Tag Archives: energi terbarukan

Jangan Jadi Solusi Utama Sampah


Jakarta

Badan Pengelola Investasi Daya Anagata Nusantara (Danantara Indonesia) akan mengadakan proyek waste to energy atau Pengolahan Sampah Menjadi Energi Listrik (PSEL) pada akhir Oktober 2025.

Sebanyak 33 stasiun PSEL ditargetkan berdiri se-Indonesia, dengan kapasitas 1.000 ton sampah per hari per stasiun. Nilai investasi ditaksir mencapai Rp 2 triliun-Rp 3 triliun. Proyek ini diharapkan menjadi solusi jangka panjang untuk isu lingkungan, kesehatan dan energi, serta bagian dari upaya mencapai target Net Zero Emissions (NZE) Indonesia tahun 2060.

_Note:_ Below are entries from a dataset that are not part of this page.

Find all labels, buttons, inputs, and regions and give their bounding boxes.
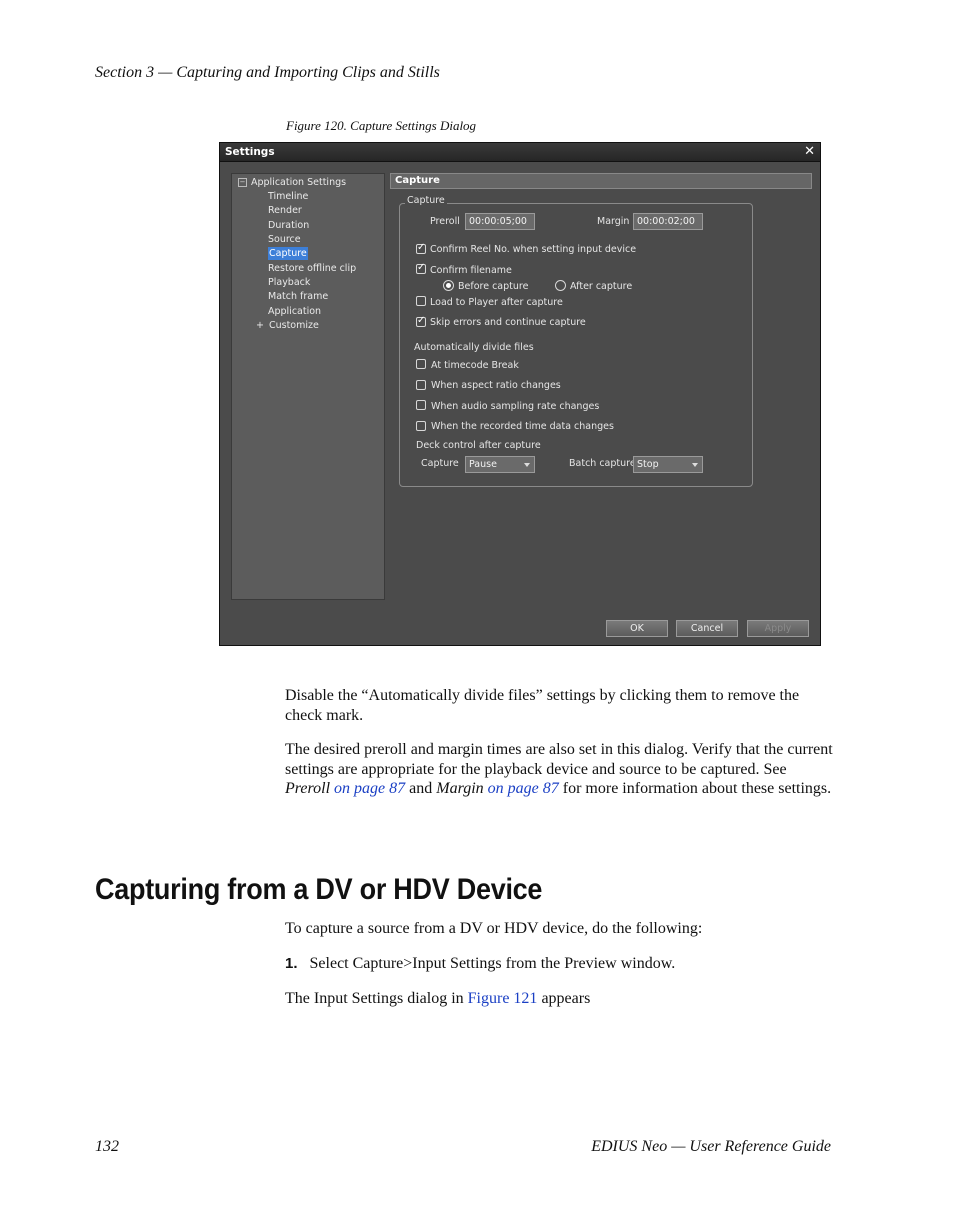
paragraph-3-text-b: appears [537,990,591,1007]
paragraph-2-and: and [405,780,437,797]
tree-item-timeline[interactable]: Timeline [268,190,308,203]
preroll-term: Preroll [285,780,331,797]
aspect-ratio-checkbox[interactable] [416,380,426,390]
preroll-page-link[interactable]: on page 87 [334,780,405,797]
close-icon[interactable]: ✕ [804,144,815,159]
aspect-ratio-label: When aspect ratio changes [431,380,561,391]
auto-divide-label: Automatically divide files [414,342,534,353]
paragraph-2-text-a: The desired preroll and margin times are… [285,741,833,778]
batch-capture-value: Stop [637,459,659,470]
tree-item-restore-offline-clip[interactable]: Restore offline clip [268,262,356,275]
tree-item-application-settings[interactable]: − Application Settings [238,176,346,189]
confirm-filename-label: Confirm filename [430,265,512,276]
after-capture-radio[interactable] [555,280,566,291]
panel-title: Capture [395,175,440,186]
margin-label: Margin [597,216,630,227]
running-head: Section 3 — Capturing and Importing Clip… [95,64,440,81]
tree-item-playback[interactable]: Playback [268,276,310,289]
page-number: 132 [95,1138,119,1155]
tree-item-duration[interactable]: Duration [268,219,309,232]
capture-select[interactable]: Pause [465,456,535,473]
tree-customize-label: Customize [268,320,319,331]
paragraph-2-text-b: for more informa­tion about these settin… [558,780,832,797]
step-1: 1. Select Capture>Input Settings from th… [285,954,833,974]
audio-sampling-label: When audio sampling rate changes [431,401,600,412]
skip-errors-checkbox[interactable] [416,315,426,327]
timecode-break-label: At timecode Break [431,360,519,371]
confirm-filename-checkbox[interactable] [416,262,426,274]
margin-field[interactable]: 00:00:02;00 [633,213,703,230]
step-number: 1. [285,955,298,972]
batch-capture-label: Batch capture [569,458,636,469]
recorded-time-label: When the recorded time data changes [431,421,614,432]
panel-header: Capture [390,173,812,189]
skip-errors-label: Skip errors and continue capture [430,317,586,328]
dialog-title-bar[interactable]: Settings ✕ [220,143,820,162]
margin-term: Margin [436,780,484,797]
guide-title: EDIUS Neo — User Reference Guide [591,1138,831,1155]
paragraph-1: Disable the “Automatically divide files”… [285,687,800,724]
ok-button[interactable]: OK [606,620,668,637]
chevron-down-icon [524,463,530,467]
tree-item-application[interactable]: Application [268,305,321,318]
audio-sampling-checkbox[interactable] [416,400,426,410]
timecode-break-checkbox[interactable] [416,359,426,369]
step-1-text: Select Capture>Input Settings from the P… [309,955,676,972]
confirm-reel-label: Confirm Reel No. when setting input devi… [430,244,637,255]
tree-item-render[interactable]: Render [268,204,302,217]
tree-item-customize[interactable]: + Customize [256,319,319,332]
tree-item-source[interactable]: Source [268,233,301,246]
paragraph-2: The desired preroll and margin times are… [285,740,833,799]
batch-capture-select[interactable]: Stop [633,456,703,473]
preroll-field[interactable]: 00:00:05;00 [465,213,535,230]
recorded-time-checkbox[interactable] [416,421,426,431]
after-capture-label: After capture [570,281,633,292]
figure-121-link[interactable]: Figure 121 [468,990,538,1007]
chevron-down-icon [692,463,698,467]
figure-caption: Figure 120. Capture Settings Dialog [286,118,477,133]
capture-select-label: Capture [421,458,459,469]
collapse-icon[interactable]: − [238,178,247,187]
group-title: Capture [405,195,447,206]
expand-icon[interactable]: + [256,320,264,331]
paragraph-3: The Input Settings dialog in Figure 121 … [285,989,833,1009]
load-to-player-label: Load to Player after capture [430,297,563,308]
paragraph-3-text-a: The Input Settings dialog in [285,990,468,1007]
before-capture-label: Before capture [458,281,529,292]
load-to-player-checkbox[interactable] [416,296,426,306]
dialog-title: Settings [225,146,275,158]
preroll-label: Preroll [430,216,460,227]
intro-paragraph: To capture a source from a DV or HDV dev… [285,920,703,937]
margin-page-link[interactable]: on page 87 [488,780,559,797]
cancel-button[interactable]: Cancel [676,620,738,637]
before-capture-radio[interactable] [443,280,454,291]
tree-root-label: Application Settings [251,177,347,188]
settings-tree: − Application Settings Timeline Render Du… [231,173,385,600]
section-heading: Capturing from a DV or HDV Device [95,873,543,906]
tree-item-match-frame[interactable]: Match frame [268,290,328,303]
capture-select-value: Pause [469,459,497,470]
confirm-reel-checkbox[interactable] [416,242,426,254]
deck-control-label: Deck control after capture [416,440,541,451]
apply-button[interactable]: Apply [747,620,809,637]
settings-dialog: Settings ✕ − Application Settings Timelin… [219,142,821,646]
tree-item-capture[interactable]: Capture [268,247,308,260]
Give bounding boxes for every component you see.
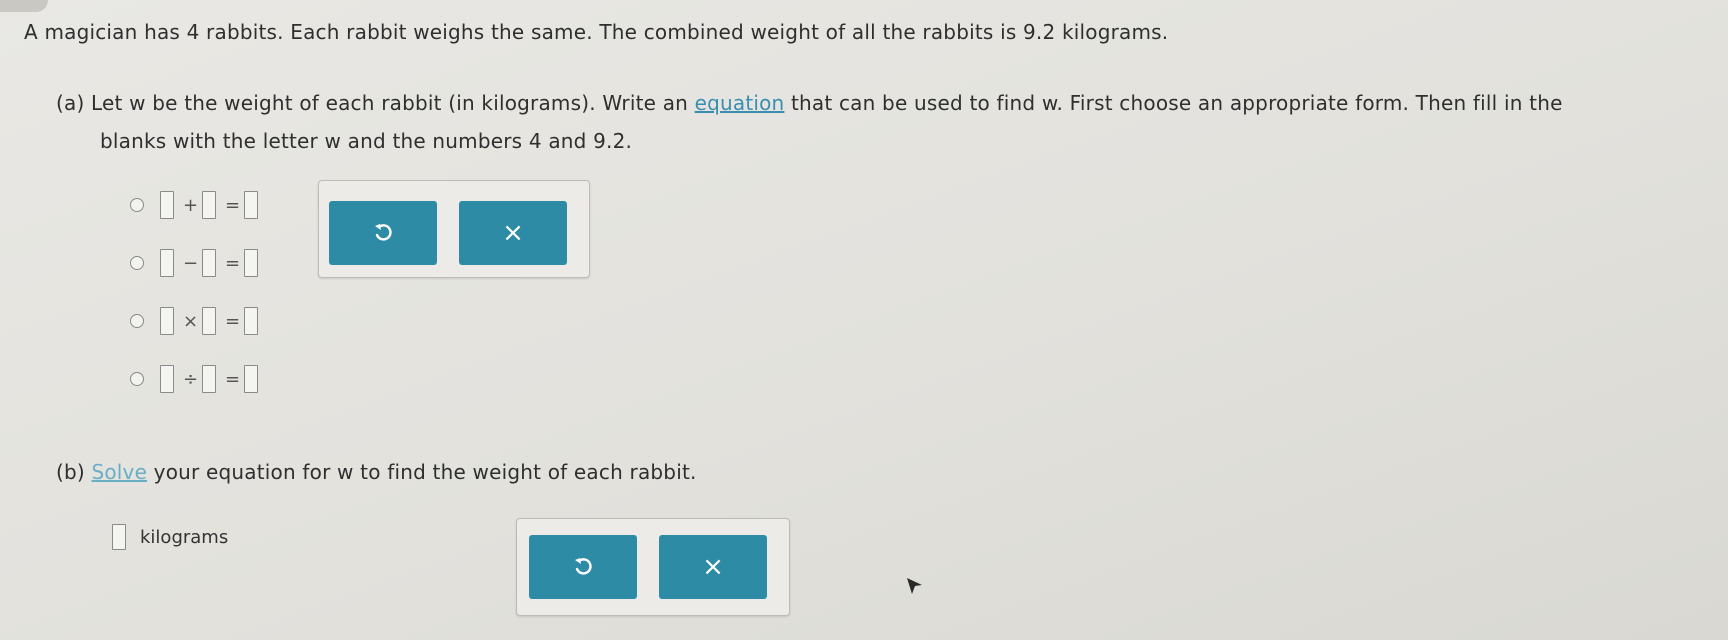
blank-box[interactable] (160, 365, 174, 393)
clear-button[interactable]: × (459, 201, 567, 265)
answer-input-box[interactable] (112, 524, 126, 550)
part-a-instructions: (a) Let w be the weight of each rabbit (… (56, 84, 1666, 160)
clear-icon: × (502, 218, 524, 248)
form-option-subtraction[interactable]: − = (130, 246, 258, 280)
part-a-label: (a) (56, 91, 85, 115)
part-a-text-3: blanks with the letter w and the numbers… (100, 129, 633, 153)
operator-minus: − (183, 252, 199, 274)
blank-box[interactable] (202, 191, 216, 219)
equals-sign: = (225, 310, 241, 332)
blank-box[interactable] (160, 249, 174, 277)
clear-icon: × (702, 552, 724, 582)
top-tab (0, 0, 48, 12)
operator-times: × (183, 310, 199, 332)
undo-button[interactable] (529, 535, 637, 599)
equals-sign: = (225, 368, 241, 390)
form-option-multiplication[interactable]: × = (130, 304, 258, 338)
radio-button[interactable] (130, 372, 144, 386)
radio-button[interactable] (130, 314, 144, 328)
undo-icon (575, 558, 592, 575)
answer-row: kilograms (112, 524, 228, 550)
blank-box[interactable] (244, 307, 258, 335)
equals-sign: = (225, 194, 241, 216)
blank-box[interactable] (244, 249, 258, 277)
solve-link[interactable]: Solve (91, 460, 147, 484)
problem-statement: A magician has 4 rabbits. Each rabbit we… (24, 20, 1169, 44)
blank-box[interactable] (202, 307, 216, 335)
blank-box[interactable] (244, 365, 258, 393)
undo-icon (375, 224, 392, 241)
part-b-label: (b) (56, 460, 85, 484)
blank-box[interactable] (202, 365, 216, 393)
undo-button[interactable] (329, 201, 437, 265)
part-a-text-1: Let w be the weight of each rabbit (in k… (91, 91, 695, 115)
form-option-division[interactable]: ÷ = (130, 362, 258, 396)
part-b-text: your equation for w to find the weight o… (147, 460, 697, 484)
blank-box[interactable] (202, 249, 216, 277)
part-a-action-panel: × (318, 180, 590, 278)
part-b-instructions: (b) Solve your equation for w to find th… (56, 460, 697, 484)
unit-label: kilograms (140, 526, 229, 548)
blank-box[interactable] (160, 307, 174, 335)
radio-button[interactable] (130, 256, 144, 270)
equation-link[interactable]: equation (695, 91, 785, 115)
mouse-cursor-icon (907, 578, 922, 594)
clear-button[interactable]: × (659, 535, 767, 599)
part-b-action-panel: × (516, 518, 790, 616)
blank-box[interactable] (244, 191, 258, 219)
equation-form-options: + = − = × = ÷ = (130, 188, 258, 420)
operator-plus: + (183, 194, 199, 216)
form-option-addition[interactable]: + = (130, 188, 258, 222)
radio-button[interactable] (130, 198, 144, 212)
operator-divide: ÷ (183, 368, 199, 390)
equals-sign: = (225, 252, 241, 274)
part-a-text-2: that can be used to find w. First choose… (784, 91, 1563, 115)
blank-box[interactable] (160, 191, 174, 219)
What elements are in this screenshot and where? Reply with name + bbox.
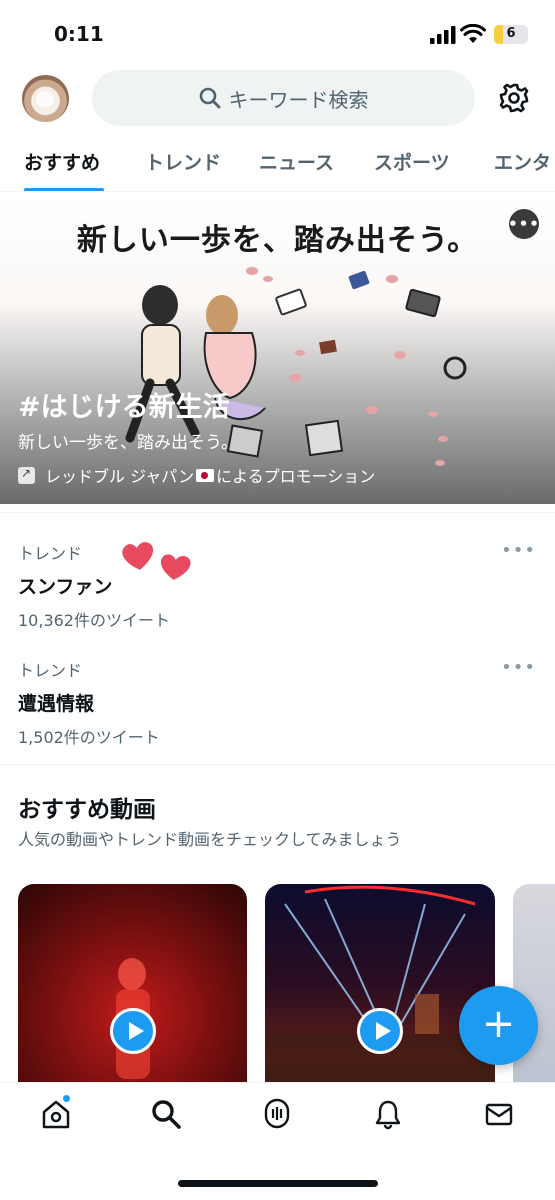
- home-indicator: [178, 1180, 378, 1187]
- tab-entertainment[interactable]: エンタ: [494, 148, 551, 175]
- trend-item[interactable]: トレンド 遭遇情報 1,502件のツイート •••: [18, 657, 538, 757]
- tab-sports[interactable]: スポーツ: [374, 148, 450, 175]
- battery-level: 6: [506, 26, 516, 41]
- video-thumbnail: [265, 885, 495, 1104]
- promoted-arrow-icon: [18, 466, 35, 484]
- bottom-nav: [0, 1082, 555, 1200]
- tab-active-indicator: [24, 188, 104, 191]
- play-icon[interactable]: [110, 1008, 156, 1054]
- trend-count: 1,502件のツイート: [18, 728, 160, 747]
- trend-name: スンファン: [18, 576, 113, 598]
- section-subtitle: 人気の動画やトレンド動画をチェックしてみましょう: [18, 830, 402, 849]
- more-dots-icon[interactable]: •••: [501, 540, 536, 561]
- more-dots-icon[interactable]: •••: [501, 657, 536, 678]
- promo-headline: 新しい一歩を、踏み出そう。: [76, 223, 479, 258]
- promo-subtitle: 新しい一歩を、踏み出そう。: [18, 433, 238, 453]
- tab-trending[interactable]: トレンド: [145, 148, 221, 175]
- status-bar: 0:11 6: [0, 0, 555, 70]
- video-thumbnail: [116, 958, 150, 1079]
- gear-icon[interactable]: [498, 82, 530, 114]
- search-bar[interactable]: キーワード検索: [92, 70, 475, 126]
- promo-suffix: によるプロモーション: [216, 467, 376, 486]
- compose-plus-icon[interactable]: +: [459, 986, 538, 1065]
- cellular-signal-icon: [430, 26, 456, 44]
- video-card[interactable]: [18, 884, 247, 1104]
- more-dots-icon[interactable]: •••: [508, 209, 539, 239]
- explore-tabs: おすすめ トレンド ニュース スポーツ エンタ: [0, 140, 555, 192]
- promo-advertiser: レッドブル ジャパン: [45, 467, 195, 486]
- notification-dot: [62, 1094, 71, 1103]
- search-icon: [199, 87, 220, 109]
- trend-category: トレンド: [18, 544, 83, 563]
- trend-item[interactable]: トレンド スンファン 10,362件のツイート •••: [18, 540, 538, 640]
- section-divider: [0, 764, 555, 765]
- search-icon[interactable]: [150, 1098, 182, 1130]
- section-divider: [0, 512, 555, 513]
- trend-category: トレンド: [18, 661, 83, 680]
- avatar[interactable]: [22, 75, 69, 122]
- play-icon[interactable]: [357, 1008, 403, 1054]
- trend-name: 遭遇情報: [18, 693, 95, 715]
- search-placeholder: キーワード検索: [228, 87, 369, 112]
- status-time: 0:11: [54, 22, 104, 46]
- tab-recommended[interactable]: おすすめ: [24, 148, 100, 175]
- bell-icon[interactable]: [372, 1098, 404, 1130]
- mail-icon[interactable]: [483, 1098, 515, 1130]
- promo-hashtag[interactable]: #はじける新生活: [18, 385, 230, 424]
- spaces-icon[interactable]: [261, 1098, 293, 1130]
- wifi-icon: [460, 24, 486, 43]
- battery-icon: 6: [494, 25, 528, 44]
- japan-flag-icon: [196, 468, 215, 482]
- tab-news[interactable]: ニュース: [259, 148, 334, 175]
- video-card[interactable]: [265, 884, 495, 1104]
- section-title: おすすめ動画: [18, 797, 156, 823]
- promoted-banner[interactable]: 新しい一歩を、踏み出そう。 ••• #はじける新生活 新しい一歩を、踏み出そう。…: [0, 193, 555, 504]
- trend-count: 10,362件のツイート: [18, 611, 170, 630]
- promo-attribution: レッドブル ジャパン によるプロモーション: [18, 463, 375, 487]
- hearts-icon: [122, 542, 191, 580]
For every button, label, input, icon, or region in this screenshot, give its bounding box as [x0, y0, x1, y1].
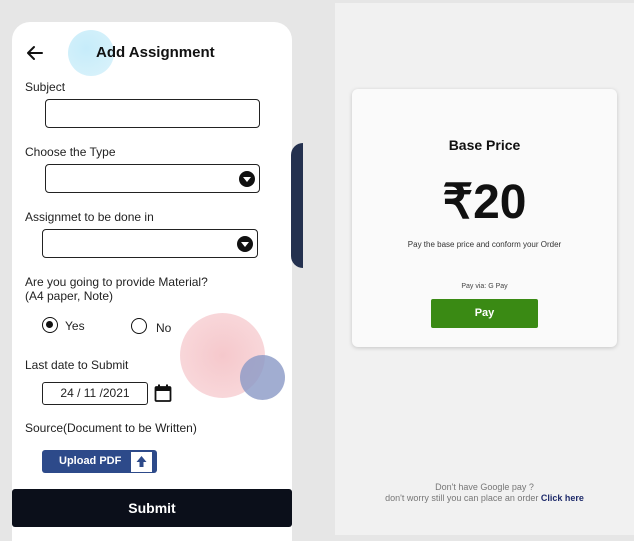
price-amount: ₹20 — [442, 176, 527, 229]
alt-order-message: don't worry still you can place an order — [385, 493, 539, 503]
pay-via-row: Pay via: G Pay — [352, 283, 617, 290]
page-title: Add Assignment — [96, 44, 215, 61]
material-sublabel: (A4 paper, Note) — [25, 289, 114, 303]
material-yes-radio[interactable] — [42, 317, 58, 333]
price-card: Base Price ₹20 Pay the base price and co… — [352, 89, 617, 347]
side-drawer-tab[interactable] — [291, 143, 303, 268]
price-title: Base Price — [448, 137, 521, 153]
chevron-down-icon — [237, 236, 253, 252]
material-no-radio[interactable] — [131, 318, 147, 334]
price-description: Pay the base price and conform your Orde… — [407, 240, 562, 249]
date-label: Last date to Submit — [25, 358, 129, 372]
done-in-select[interactable] — [42, 229, 258, 258]
chevron-down-icon — [239, 171, 255, 187]
type-label: Choose the Type — [25, 145, 116, 159]
back-arrow-icon[interactable] — [26, 44, 44, 62]
decorative-bubble — [240, 355, 285, 400]
material-no-label: No — [156, 321, 172, 335]
subject-input[interactable] — [45, 99, 260, 128]
left-margin — [0, 0, 12, 541]
date-input[interactable]: 24 / 11 /2021 — [42, 382, 148, 405]
done-in-label: Assignmet to be done in — [25, 210, 154, 224]
source-label: Source(Document to be Written) — [25, 421, 197, 435]
pay-via-label: Pay via: — [461, 283, 487, 290]
subject-label: Subject — [25, 80, 66, 94]
calendar-icon[interactable] — [154, 384, 172, 402]
panel-divider — [303, 0, 335, 541]
click-here-link[interactable]: Click here — [541, 493, 584, 503]
no-gpay-text: Don't have Google pay ? — [435, 482, 534, 492]
type-select[interactable] — [45, 164, 260, 193]
material-label: Are you going to provide Material? — [25, 275, 208, 289]
submit-button[interactable]: Submit — [12, 489, 292, 527]
material-yes-label: Yes — [65, 319, 85, 333]
file-upload-icon — [131, 452, 152, 472]
alt-order-text: don't worry still you can place an order… — [335, 493, 634, 503]
gpay-logo-icon: G Pay — [488, 283, 508, 290]
pay-button[interactable]: Pay — [431, 299, 538, 328]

CEO Danantara Indonesia Rosan Roeslani mengatakan Indonesia menghasilkan 35 juta ton sampah per tahun. Angka ini setara dengan 16.500 lapangan bola atau seluruh wilayah Jakarta jika ditutupi sampah setebal 20 cm persegi. Hanya 61 persen yang berhasil dikelola.

Dari 33 kota di Indonesia, salah satu wilayah prioritas stasiun pengolahan sampah menjadi listrik berlokasi di Yogyakarta.

“Yang utama yang ingin kita lakukan pertama adalah di Jakarta sendiri akan ada 4-5 lokasi, kemudian di Bandung, Semarang, Yogyakarta, Surabaya, Bali,” kata Rosan dalam Rapat Koordinasi Nasional Pengolah Sampah menjadi Energi (Waste to Energy) di Wisma Danantara, Jakarta, Selasa (1/10/2025).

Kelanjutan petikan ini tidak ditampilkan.